Motorista de aplicativo há cinco anos, David Edson conta que começou a trabalhar na área por acreditar em melhores condições de vida. “Eu caí na ilusão que iria ganhar muito melhor”. Para ele, a profissão entrega uma “falsa liberdade”, pois permite fazer o próprio horário de trabalho, mas exige dedicação intensiva. Outra frustração para ele é a maneira como a sociedade encara a atividade:“as pessoas não veem como profissão, mas como bico”.

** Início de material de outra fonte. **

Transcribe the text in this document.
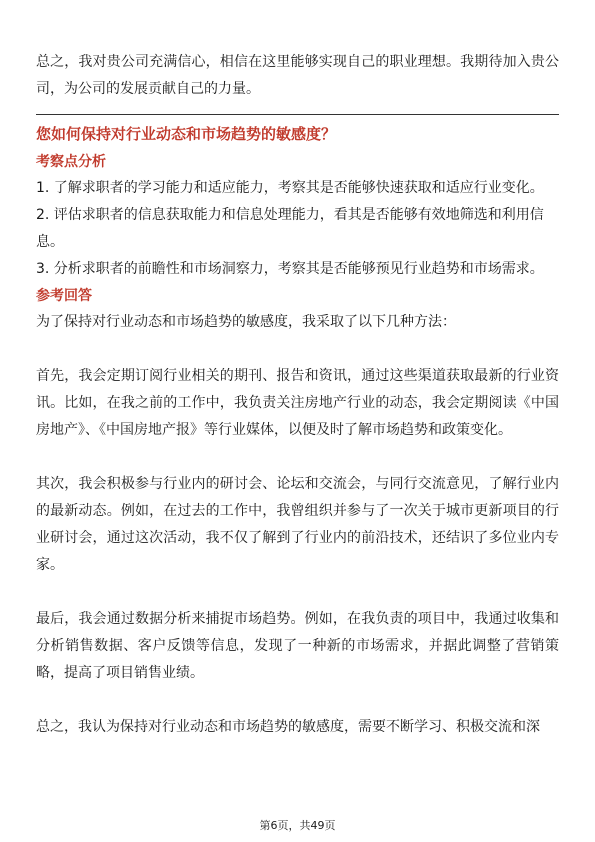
总之，我对贵公司充满信心，相信在这里能够实现自己的职业理想。我期待加入贵公司，为公司的发展贡献自己的力量。

您如何保持对行业动态和市场趋势的敏感度？

考察点分析

1. 了解求职者的学习能力和适应能力，考察其是否能够快速获取和适应行业变化。

2. 评估求职者的信息获取能力和信息处理能力，看其是否能够有效地筛选和利用信息。

3. 分析求职者的前瞻性和市场洞察力，考察其是否能够预见行业趋势和市场需求。

参考回答

为了保持对行业动态和市场趋势的敏感度，我采取了以下几种方法：

首先，我会定期订阅行业相关的期刊、报告和资讯，通过这些渠道获取最新的行业资讯。比如，在我之前的工作中，我负责关注房地产行业的动态，我会定期阅读《中国房地产》、《中国房地产报》等行业媒体，以便及时了解市场趋势和政策变化。

其次，我会积极参与行业内的研讨会、论坛和交流会，与同行交流意见，了解行业内的最新动态。例如，在过去的工作中，我曾组织并参与了一次关于城市更新项目的行业研讨会，通过这次活动，我不仅了解到了行业内的前沿技术，还结识了多位业内专家。

最后，我会通过数据分析来捕捉市场趋势。例如，在我负责的项目中，我通过收集和分析销售数据、客户反馈等信息，发现了一种新的市场需求，并据此调整了营销策略，提高了项目销售业绩。

总之，我认为保持对行业动态和市场趋势的敏感度，需要不断学习、积极交流和深

第6页，共49页
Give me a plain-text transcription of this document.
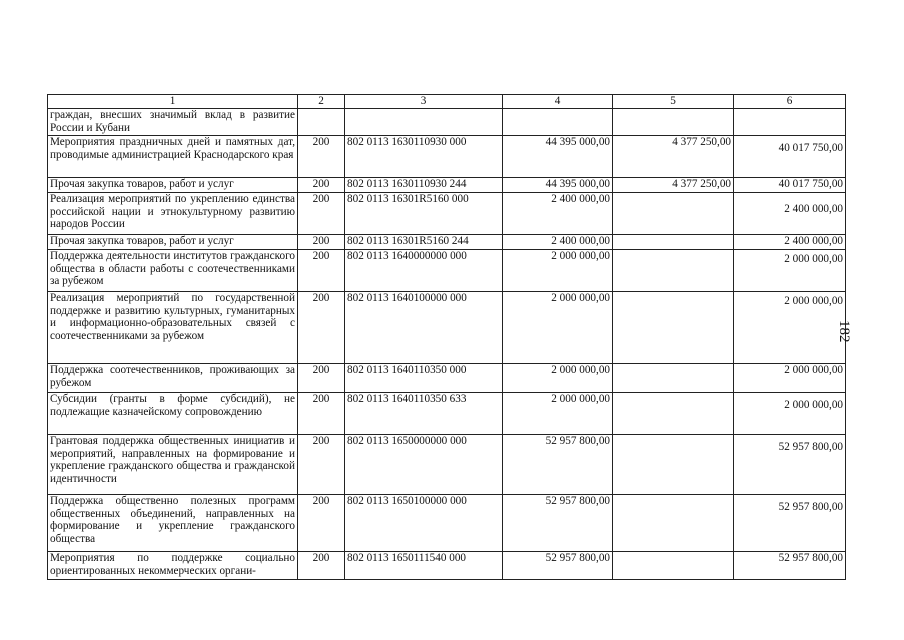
1	2	3	4	5	6
граждан, внесших значимый вклад в развитие России и Кубани					
Мероприятия праздничных дней и памятных дат, проводимые администрацией Краснодарского края	200	802 0113 1630110930 000	44 395 000,00	4 377 250,00	40 017 750,00
Прочая закупка товаров, работ и услуг	200	802 0113 1630110930 244	44 395 000,00	4 377 250,00	40 017 750,00
Реализация мероприятий по укреплению единства российской нации и этнокультурному развитию народов России	200	802 0113 16301R5160 000	2 400 000,00		2 400 000,00
Прочая закупка товаров, работ и услуг	200	802 0113 16301R5160 244	2 400 000,00		2 400 000,00
Поддержка деятельности институтов гражданского общества в области работы с соотечественниками за рубежом	200	802 0113 1640000000 000	2 000 000,00		2 000 000,00
Реализация мероприятий по государственной поддержке и развитию культурных, гуманитарных и информационно-образовательных связей с соотечественниками за рубежом	200	802 0113 1640100000 000	2 000 000,00		2 000 000,00
Поддержка соотечественников, проживающих за рубежом	200	802 0113 1640110350 000	2 000 000,00		2 000 000,00
Субсидии (гранты в форме субсидий), не подлежащие казначейскому сопровождению	200	802 0113 1640110350 633	2 000 000,00		2 000 000,00
Грантовая поддержка общественных инициатив и мероприятий, направленных на формирование и укрепление гражданского общества и гражданской идентичности	200	802 0113 1650000000 000	52 957 800,00		52 957 800,00
Поддержка общественно полезных программ общественных объединений, направленных на формирование и укрепление гражданского общества	200	802 0113 1650100000 000	52 957 800,00		52 957 800,00
Мероприятия по поддержке социально ориентированных некоммерческих органи-	200	802 0113 1650111540 000	52 957 800,00		52 957 800,00
182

Com nove anos de atuação na área, Tânia Mara, já trabalhou como CLT ehoje sobrevive exclusivamente como motorista de aplicativo. Ela define a profissão como fonte de “renda e paixão”, mas entende que, cada vez mais , é financeiramente insuficiente. “Tenho que pagar o financiamento e manutenção do carro e, com aquilo que ganho, empurro as contas com a barriga”. Ela trabalha cerca de 14 horas por dia e afirma que o tempo fora de casa afeta o relacionamento familiar. “Ninguém suporta conviver com quem trabalha todos os dias e o dia todo, inclusive aos finais de semana e feriados”.

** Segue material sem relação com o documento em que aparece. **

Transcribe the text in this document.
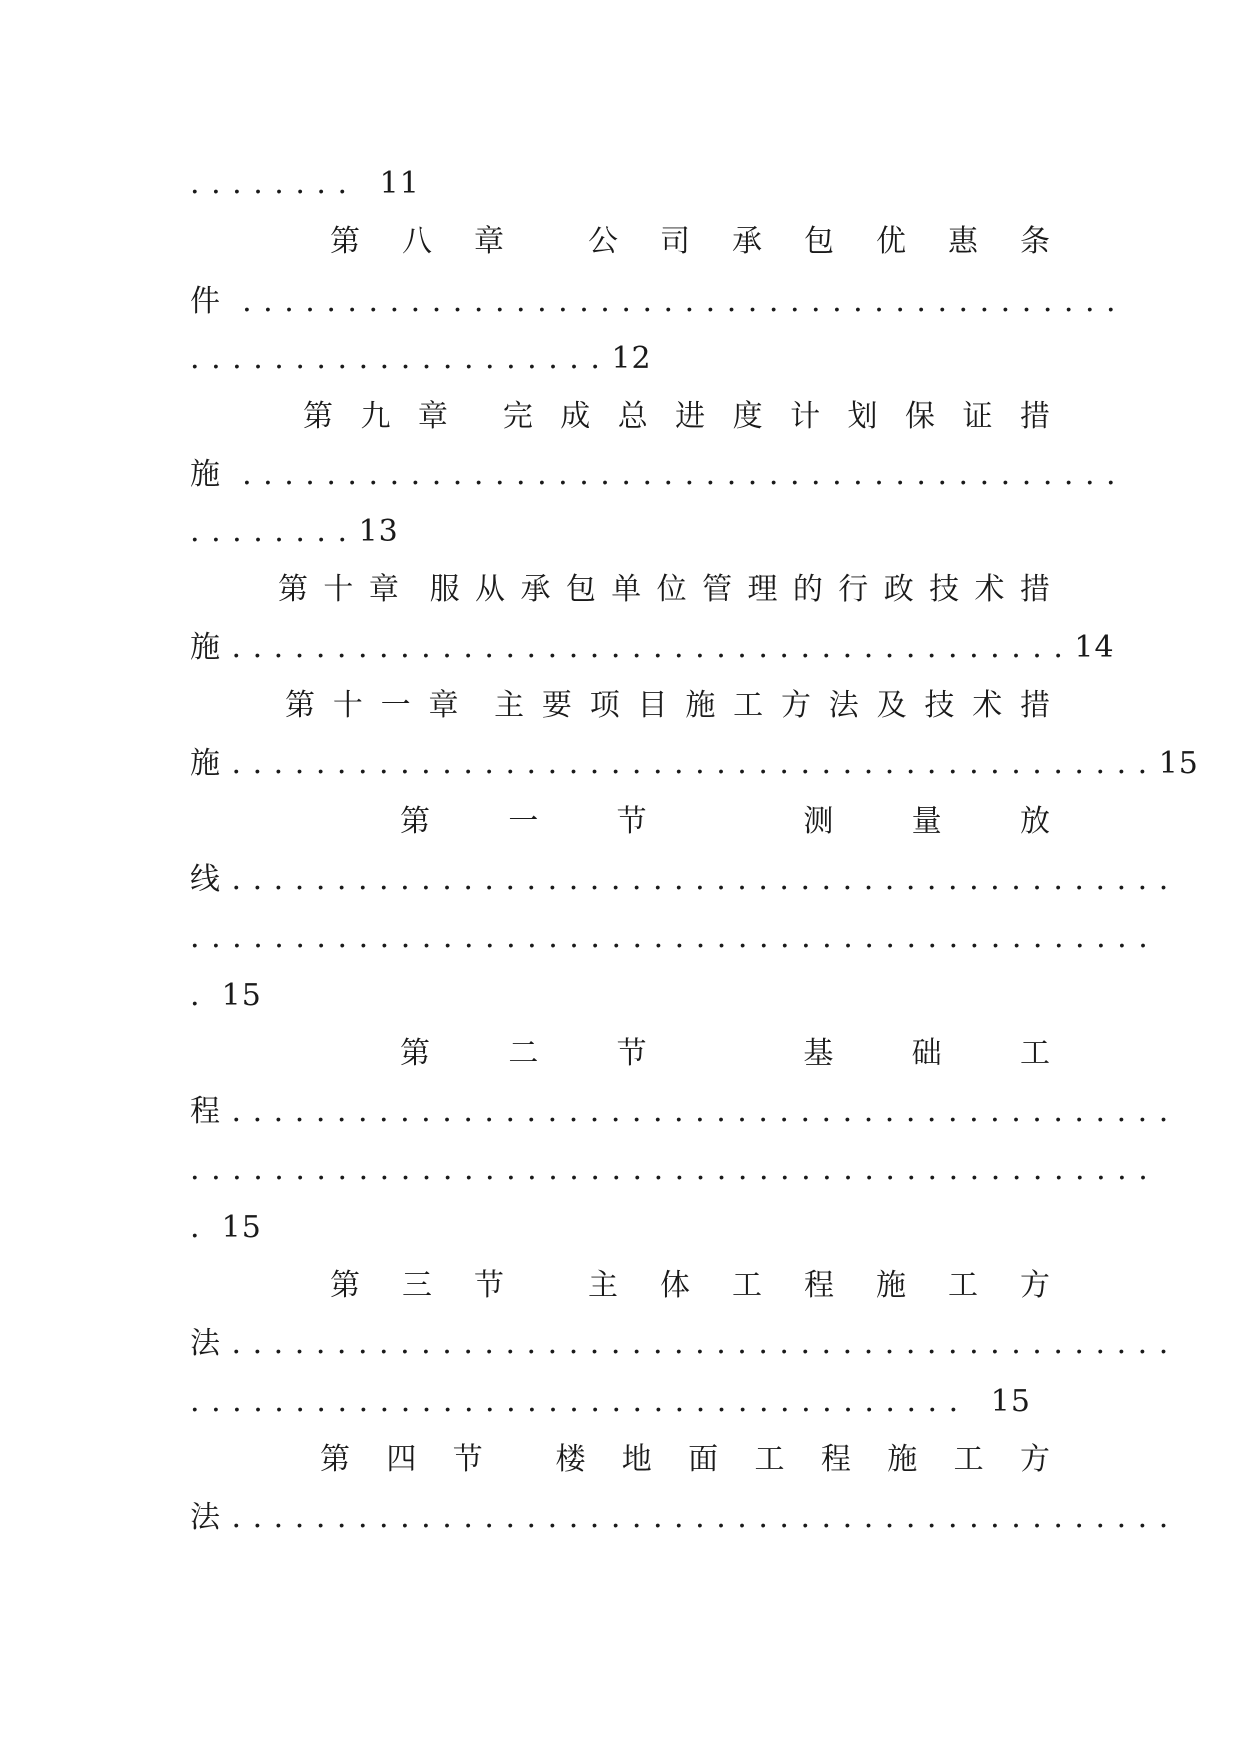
. . . . . . . .   11
第 八 章	公 司 承 包 优 惠 条
件  . . . . . . . . . . . . . . . . . . . . . . . . . . . . . . . . . . . . . . . . . .
. . . . . . . . . . . . . . . . . . . . 12
第 九 章 完 成 总 进 度 计 划 保 证 措
施  . . . . . . . . . . . . . . . . . . . . . . . . . . . . . . . . . . . . . . . . . .
. . . . . . . . 13
第 十 章 服 从 承 包 单 位 管 理 的 行 政 技 术 措
施 . . . . . . . . . . . . . . . . . . . . . . . . . . . . . . . . . . . . . . . . 14
第 十 一 章 主 要 项 目 施 工 方 法 及 技 术 措
施 . . . . . . . . . . . . . . . . . . . . . . . . . . . . . . . . . . . . . . . . . . . . 15
第	一	节	测	量	放
线 . . . . . . . . . . . . . . . . . . . . . . . . . . . . . . . . . . . . . . . . . . . . .
. . . . . . . . . . . . . . . . . . . . . . . . . . . . . . . . . . . . . . . . . . . . . .
.  15
第	二	节	基	础	工
程 . . . . . . . . . . . . . . . . . . . . . . . . . . . . . . . . . . . . . . . . . . . . .
. . . . . . . . . . . . . . . . . . . . . . . . . . . . . . . . . . . . . . . . . . . . . .
.  15
第 三 节	主 体 工 程 施 工 方
法 . . . . . . . . . . . . . . . . . . . . . . . . . . . . . . . . . . . . . . . . . . . . .
. . . . . . . . . . . . . . . . . . . . . . . . . . . . . . . . . . . . .   15
第 四 节 楼 地 面 工 程 施 工 方
法 . . . . . . . . . . . . . . . . . . . . . . . . . . . . . . . . . . . . . . . . . . . . .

Os motoristas relatam que as plataformas recebem entre 50% a 60% do valor pago pela corrida, enquanto o restante permanece com o motorista. Eles afirmam que a renda diária varia entre 200 a 300 reais, desconsiderando os gastos com combustível e manutenções.
Alternativas
Na tentativa de se fortalecer como categoria profissional, os motoristas de aplicativo se organizam em grupos, como é o caso do Caveiras. Atualmente, há cerca de 250 membros em Ponta Grossa e 8 mil em todo o sul do Brasil. O coletivo atua principalmente no auxílio aos motoristas em várias situações, por exemplo, dando suporte quando pneu do carro fura e ocorrências de violência, envolvendo passageiros. Além da segurança pessoal, o Caveiras tem como objetivo orientar sobre o funcionamento das plataformas. “Nós ensinamos para que os motoristas, especialmente os mais novos, não sofram tanto”, explica David Edson que, também, é diretor do Caveiras em Ponta Grossa.
O motorista Alzuguir Ferreira integra o Caveiras há cerca de um ano. Ele afirma que encontrou no grupo um espaço de apoio e pertencimento. Para Ferreira, a troca de informações e a rede de proteção entre os colegas fazem diferença no dia a dia. “Os nossos problemas são iguais”. A sensação de união e segurança foi o que o motivou a se juntar ao coletivo.
A rede de apoio do Caveiras busca auxiliar também em casos de violência e assédio. Tânia Mara relata que, em uma corrida, na saída de uma festa, foi vítima de assédio. A motorista afirma que o passageiro, que parecia alcoolizado, dirigiu palavras de conotação sexual e expôs o órgão genital. Ela parou o carro em um posto de combustível para pedir ajuda. O homem aproveitou a oportunidade e fugiu do veículo. Apesar do episódio traumático, Tânia decidiu não registrar ocorrência policial. Logo após o acontecimento, companheiros do Caveiras chegaram ao local e forneceram apoio necessário.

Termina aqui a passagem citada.